Filed under Neighbourhood pleasures

More ‘Solace’ pennants

I still think the idea of India Flint’s Solace project is wonderful.  Having made some contributions that were not to specifications recently… I felt moved to make some that were.  I’ve been piecing together scrap fabrics from other projects as well as using small pieces of treasured fabrics.

2014-11-19 11.04.59

I often think that growing plants from seed is so wonderful that it couldn’t be any better, more exciting or more awe-inspiring if it were magic.

2014-11-19 11.05.16

I am not sure anyone could be who they are without being among, being with, being part of a community.  I know this is true of me.  So friends are at the heart of all that gives me hope and capacity in life.

2014-11-19 11.04.47

And then there is kindness.  Kindness imparted or received. Kindness observed.  Even the kindness of strangers.  Kindness between strangers may be a special kind of treasure.

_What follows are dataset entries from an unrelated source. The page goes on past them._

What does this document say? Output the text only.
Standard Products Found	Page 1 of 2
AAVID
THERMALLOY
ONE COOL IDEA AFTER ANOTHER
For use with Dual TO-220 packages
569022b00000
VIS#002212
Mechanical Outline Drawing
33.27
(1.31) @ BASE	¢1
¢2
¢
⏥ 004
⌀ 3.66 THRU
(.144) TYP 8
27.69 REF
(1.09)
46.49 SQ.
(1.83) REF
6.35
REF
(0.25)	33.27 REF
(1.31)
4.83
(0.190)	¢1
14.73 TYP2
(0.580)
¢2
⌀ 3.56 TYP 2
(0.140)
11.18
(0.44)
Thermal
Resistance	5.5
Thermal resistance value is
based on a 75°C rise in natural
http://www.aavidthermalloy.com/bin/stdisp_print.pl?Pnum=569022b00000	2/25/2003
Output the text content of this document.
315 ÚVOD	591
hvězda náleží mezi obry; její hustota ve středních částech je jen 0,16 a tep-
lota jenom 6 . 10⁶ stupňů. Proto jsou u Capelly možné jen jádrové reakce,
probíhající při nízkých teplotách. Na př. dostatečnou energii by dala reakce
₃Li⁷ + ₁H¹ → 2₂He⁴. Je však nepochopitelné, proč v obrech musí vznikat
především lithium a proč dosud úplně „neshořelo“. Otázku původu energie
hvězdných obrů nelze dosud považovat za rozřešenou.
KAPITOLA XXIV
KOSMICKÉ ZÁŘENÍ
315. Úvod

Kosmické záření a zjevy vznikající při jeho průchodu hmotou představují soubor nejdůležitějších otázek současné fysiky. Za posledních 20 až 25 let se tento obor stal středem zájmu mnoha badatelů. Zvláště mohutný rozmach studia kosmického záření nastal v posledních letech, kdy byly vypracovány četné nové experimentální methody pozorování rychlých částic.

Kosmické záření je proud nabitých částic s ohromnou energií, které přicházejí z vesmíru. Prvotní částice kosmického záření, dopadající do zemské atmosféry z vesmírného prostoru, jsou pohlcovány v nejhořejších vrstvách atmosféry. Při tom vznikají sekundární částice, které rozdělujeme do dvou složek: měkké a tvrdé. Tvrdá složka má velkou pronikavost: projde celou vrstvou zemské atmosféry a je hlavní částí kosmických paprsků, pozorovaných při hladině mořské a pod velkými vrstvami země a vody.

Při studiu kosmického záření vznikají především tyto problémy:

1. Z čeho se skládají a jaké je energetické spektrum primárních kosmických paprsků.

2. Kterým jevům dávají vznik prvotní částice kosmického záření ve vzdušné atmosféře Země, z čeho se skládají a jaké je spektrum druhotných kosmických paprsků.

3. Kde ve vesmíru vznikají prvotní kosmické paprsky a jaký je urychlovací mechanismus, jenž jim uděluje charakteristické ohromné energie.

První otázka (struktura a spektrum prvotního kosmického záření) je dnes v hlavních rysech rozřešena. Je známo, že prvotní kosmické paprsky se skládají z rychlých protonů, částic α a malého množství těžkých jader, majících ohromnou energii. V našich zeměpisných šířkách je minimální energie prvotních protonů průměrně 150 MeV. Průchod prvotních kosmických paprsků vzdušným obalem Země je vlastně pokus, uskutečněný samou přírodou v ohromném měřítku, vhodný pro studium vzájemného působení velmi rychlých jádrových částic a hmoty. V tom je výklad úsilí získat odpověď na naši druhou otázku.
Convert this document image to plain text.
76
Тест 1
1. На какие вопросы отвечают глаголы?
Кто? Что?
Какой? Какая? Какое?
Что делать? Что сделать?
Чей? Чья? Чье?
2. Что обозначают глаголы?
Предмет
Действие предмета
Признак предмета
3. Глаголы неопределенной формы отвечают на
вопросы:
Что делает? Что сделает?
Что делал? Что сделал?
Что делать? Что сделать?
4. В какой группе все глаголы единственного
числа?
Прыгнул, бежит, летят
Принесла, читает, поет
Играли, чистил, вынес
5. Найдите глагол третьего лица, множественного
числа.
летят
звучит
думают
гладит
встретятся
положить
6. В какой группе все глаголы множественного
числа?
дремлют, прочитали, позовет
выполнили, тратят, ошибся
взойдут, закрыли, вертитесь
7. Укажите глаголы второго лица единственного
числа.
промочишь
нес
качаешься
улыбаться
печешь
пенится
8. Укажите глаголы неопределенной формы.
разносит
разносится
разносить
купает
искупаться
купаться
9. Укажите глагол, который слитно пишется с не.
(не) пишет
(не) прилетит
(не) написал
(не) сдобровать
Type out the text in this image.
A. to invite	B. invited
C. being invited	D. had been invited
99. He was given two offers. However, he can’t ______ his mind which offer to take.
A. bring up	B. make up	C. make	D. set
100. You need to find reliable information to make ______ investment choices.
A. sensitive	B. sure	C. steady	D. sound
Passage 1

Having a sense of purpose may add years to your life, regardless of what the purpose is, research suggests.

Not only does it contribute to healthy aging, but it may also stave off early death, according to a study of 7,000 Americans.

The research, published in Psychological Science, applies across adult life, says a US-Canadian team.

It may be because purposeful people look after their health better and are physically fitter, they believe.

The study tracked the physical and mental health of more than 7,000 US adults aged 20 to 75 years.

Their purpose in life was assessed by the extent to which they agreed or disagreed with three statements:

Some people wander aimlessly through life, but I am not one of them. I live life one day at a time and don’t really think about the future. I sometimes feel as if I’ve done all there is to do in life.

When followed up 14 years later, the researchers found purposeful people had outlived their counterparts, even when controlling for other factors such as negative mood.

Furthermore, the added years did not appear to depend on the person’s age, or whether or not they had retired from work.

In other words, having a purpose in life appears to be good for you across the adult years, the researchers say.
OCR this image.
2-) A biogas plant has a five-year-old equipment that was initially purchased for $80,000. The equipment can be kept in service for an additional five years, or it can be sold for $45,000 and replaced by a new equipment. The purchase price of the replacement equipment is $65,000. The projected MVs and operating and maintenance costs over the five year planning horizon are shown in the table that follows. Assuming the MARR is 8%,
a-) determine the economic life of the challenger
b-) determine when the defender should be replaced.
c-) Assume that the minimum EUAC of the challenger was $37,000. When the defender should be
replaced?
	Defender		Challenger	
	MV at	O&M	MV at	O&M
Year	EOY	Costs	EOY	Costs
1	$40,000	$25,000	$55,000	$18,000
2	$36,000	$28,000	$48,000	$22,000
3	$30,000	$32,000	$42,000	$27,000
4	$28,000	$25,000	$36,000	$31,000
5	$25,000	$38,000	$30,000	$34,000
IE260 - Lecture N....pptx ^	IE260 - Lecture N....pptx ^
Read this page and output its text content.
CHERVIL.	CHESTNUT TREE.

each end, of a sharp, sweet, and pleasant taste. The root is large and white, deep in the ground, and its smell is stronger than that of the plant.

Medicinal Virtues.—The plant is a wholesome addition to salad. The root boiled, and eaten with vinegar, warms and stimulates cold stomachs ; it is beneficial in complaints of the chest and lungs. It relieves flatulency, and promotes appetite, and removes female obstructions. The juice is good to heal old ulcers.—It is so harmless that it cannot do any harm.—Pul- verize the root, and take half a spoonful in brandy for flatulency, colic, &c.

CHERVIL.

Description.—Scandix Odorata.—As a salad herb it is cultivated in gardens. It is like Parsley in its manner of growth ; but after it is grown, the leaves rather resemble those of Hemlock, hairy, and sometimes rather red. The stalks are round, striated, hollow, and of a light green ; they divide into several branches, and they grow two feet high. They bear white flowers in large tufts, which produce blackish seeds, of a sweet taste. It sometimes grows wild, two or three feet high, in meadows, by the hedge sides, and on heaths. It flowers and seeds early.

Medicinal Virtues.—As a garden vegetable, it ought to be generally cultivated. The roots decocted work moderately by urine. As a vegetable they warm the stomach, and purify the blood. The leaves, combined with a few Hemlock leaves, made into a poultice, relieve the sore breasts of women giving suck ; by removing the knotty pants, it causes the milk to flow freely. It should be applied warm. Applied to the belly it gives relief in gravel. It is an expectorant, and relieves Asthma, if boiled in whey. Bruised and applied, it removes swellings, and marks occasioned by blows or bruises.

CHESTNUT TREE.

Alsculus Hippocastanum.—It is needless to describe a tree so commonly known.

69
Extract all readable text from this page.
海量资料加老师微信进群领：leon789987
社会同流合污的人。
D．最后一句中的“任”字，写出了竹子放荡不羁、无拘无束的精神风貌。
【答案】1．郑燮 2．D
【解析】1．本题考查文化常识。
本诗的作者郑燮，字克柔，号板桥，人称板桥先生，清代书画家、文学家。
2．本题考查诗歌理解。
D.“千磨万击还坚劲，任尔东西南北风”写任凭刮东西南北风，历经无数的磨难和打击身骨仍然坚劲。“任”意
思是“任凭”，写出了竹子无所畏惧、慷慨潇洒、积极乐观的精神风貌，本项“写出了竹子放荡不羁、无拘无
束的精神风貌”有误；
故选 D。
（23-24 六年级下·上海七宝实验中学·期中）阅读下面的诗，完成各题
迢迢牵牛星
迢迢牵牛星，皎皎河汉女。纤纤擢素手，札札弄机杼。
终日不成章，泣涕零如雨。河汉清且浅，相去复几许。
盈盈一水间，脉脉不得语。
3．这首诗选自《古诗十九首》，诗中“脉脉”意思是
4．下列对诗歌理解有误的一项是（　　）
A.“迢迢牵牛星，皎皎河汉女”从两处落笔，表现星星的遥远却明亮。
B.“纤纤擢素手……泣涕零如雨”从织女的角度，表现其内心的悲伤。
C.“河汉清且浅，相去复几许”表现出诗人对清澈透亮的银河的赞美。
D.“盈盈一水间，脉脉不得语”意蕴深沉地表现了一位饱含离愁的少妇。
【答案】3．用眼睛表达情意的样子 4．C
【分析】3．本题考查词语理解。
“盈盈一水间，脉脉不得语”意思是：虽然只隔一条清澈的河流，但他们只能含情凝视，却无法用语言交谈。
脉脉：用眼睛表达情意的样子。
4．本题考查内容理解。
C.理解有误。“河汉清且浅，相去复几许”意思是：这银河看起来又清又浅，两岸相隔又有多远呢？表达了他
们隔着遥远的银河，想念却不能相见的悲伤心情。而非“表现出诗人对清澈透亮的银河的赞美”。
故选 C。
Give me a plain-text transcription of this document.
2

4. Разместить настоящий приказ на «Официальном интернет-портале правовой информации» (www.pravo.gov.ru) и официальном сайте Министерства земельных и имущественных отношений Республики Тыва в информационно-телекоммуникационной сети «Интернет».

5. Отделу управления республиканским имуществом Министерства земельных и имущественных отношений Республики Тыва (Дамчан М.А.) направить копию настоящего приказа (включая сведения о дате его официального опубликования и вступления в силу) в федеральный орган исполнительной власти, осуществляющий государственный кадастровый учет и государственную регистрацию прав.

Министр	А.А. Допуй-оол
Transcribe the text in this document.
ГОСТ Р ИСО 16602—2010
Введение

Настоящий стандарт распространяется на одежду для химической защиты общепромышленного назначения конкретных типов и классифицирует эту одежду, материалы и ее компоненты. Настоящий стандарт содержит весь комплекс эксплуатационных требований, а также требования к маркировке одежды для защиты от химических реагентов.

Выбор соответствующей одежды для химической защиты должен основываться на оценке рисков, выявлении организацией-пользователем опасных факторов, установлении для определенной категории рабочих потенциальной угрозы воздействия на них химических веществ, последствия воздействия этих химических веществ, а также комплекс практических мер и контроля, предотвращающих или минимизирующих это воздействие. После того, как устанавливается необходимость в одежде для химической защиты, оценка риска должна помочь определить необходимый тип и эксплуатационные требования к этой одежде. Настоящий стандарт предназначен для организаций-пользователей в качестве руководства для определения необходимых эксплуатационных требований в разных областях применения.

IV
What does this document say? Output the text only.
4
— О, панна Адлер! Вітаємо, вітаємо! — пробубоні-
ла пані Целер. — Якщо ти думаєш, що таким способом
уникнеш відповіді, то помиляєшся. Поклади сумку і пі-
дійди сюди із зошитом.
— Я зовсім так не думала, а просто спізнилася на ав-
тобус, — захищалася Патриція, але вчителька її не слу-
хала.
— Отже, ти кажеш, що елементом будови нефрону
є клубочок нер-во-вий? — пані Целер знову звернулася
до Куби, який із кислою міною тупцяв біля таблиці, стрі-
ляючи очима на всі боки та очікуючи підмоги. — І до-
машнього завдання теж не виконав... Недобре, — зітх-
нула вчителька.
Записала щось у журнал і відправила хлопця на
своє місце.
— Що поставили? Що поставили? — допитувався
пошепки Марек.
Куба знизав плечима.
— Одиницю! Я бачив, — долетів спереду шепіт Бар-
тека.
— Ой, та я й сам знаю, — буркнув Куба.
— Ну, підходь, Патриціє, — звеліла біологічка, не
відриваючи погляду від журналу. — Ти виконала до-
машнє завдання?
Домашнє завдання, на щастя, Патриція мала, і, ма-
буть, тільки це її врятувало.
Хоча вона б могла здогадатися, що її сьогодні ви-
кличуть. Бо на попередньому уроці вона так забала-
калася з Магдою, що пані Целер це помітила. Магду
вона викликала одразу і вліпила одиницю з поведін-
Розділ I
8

I found another contribution to Solace,  from Mo Crow, here.  You might want to visit and be inspired.

4 Comments

Filed under Leaf prints, Sewing

Guerilla planting

Long term readers will know that our neighbourhood was at the centre of a major piece of infrastructure development in the last few years. One of the things this meant was the loss of 173 trees in a small part of our metropolitan area, and since the project ended we have lost still more.  In the last few months (way too late for it to be a good time for new plants to establish themselves) there has been a lot of mulching and planting.  Good as this is–and parts of it are great–the trees that have been planted are a lot smaller than those we lost, and they always will be.  In our street, where more than 20 trees were removed, not a single tree has been planted.

2014-11-18 17.38.49

The plantings in our street are a little more regimental than I probably would have chosen, but they are hardy, native species that might make it through summer, and that is a start.  There are lots of spaces though, and in time this will mean that as the mulch layer becomes soil, weeds will rise.  I’ve decided on direct action of a smallish sort.  I soon discovered why some parts of the ground had been left bare.  There is concrete so close to the surface that my trowel reached it.  I put larger saltbush species in where there was enough soil to give them a chance, and smaller species in where they might make it but little else will.  I propagated them from seed some time ago and have been waiting a long while to get them in the ground.  This felt like such a small contribution–but as I knelt there digging, a chap on a bike went past and called out ‘good girl!’  This was so clearly intended as encouragement I decided to receive it as such and press on.

2014-11-18 17.39.40

I also planted some of these.  I don’t know the name of this plant.  I collected seed when we went to Wilpena Pound
a few years back and these plants are spreading in our front garden even without being watered–they have what they need to be able to survive unwatered on public land.  They are among the species being planted in the neighbourhood, so I decided to add some in our street.  They have a little pinky-purple flower followed by a pleasing little puff of seed head.  Here is the way they look full sized right now.

2014-11-18 18.18.07

Well… I have begun planting out my current crop of seedlings and put in a lot more of last summer’s seed collection.  They aren’t trees… but we need everything we can get to soften the landscape here and give solace to the smaller creatures.  Trees, we won’t be able to consider planting until autumn.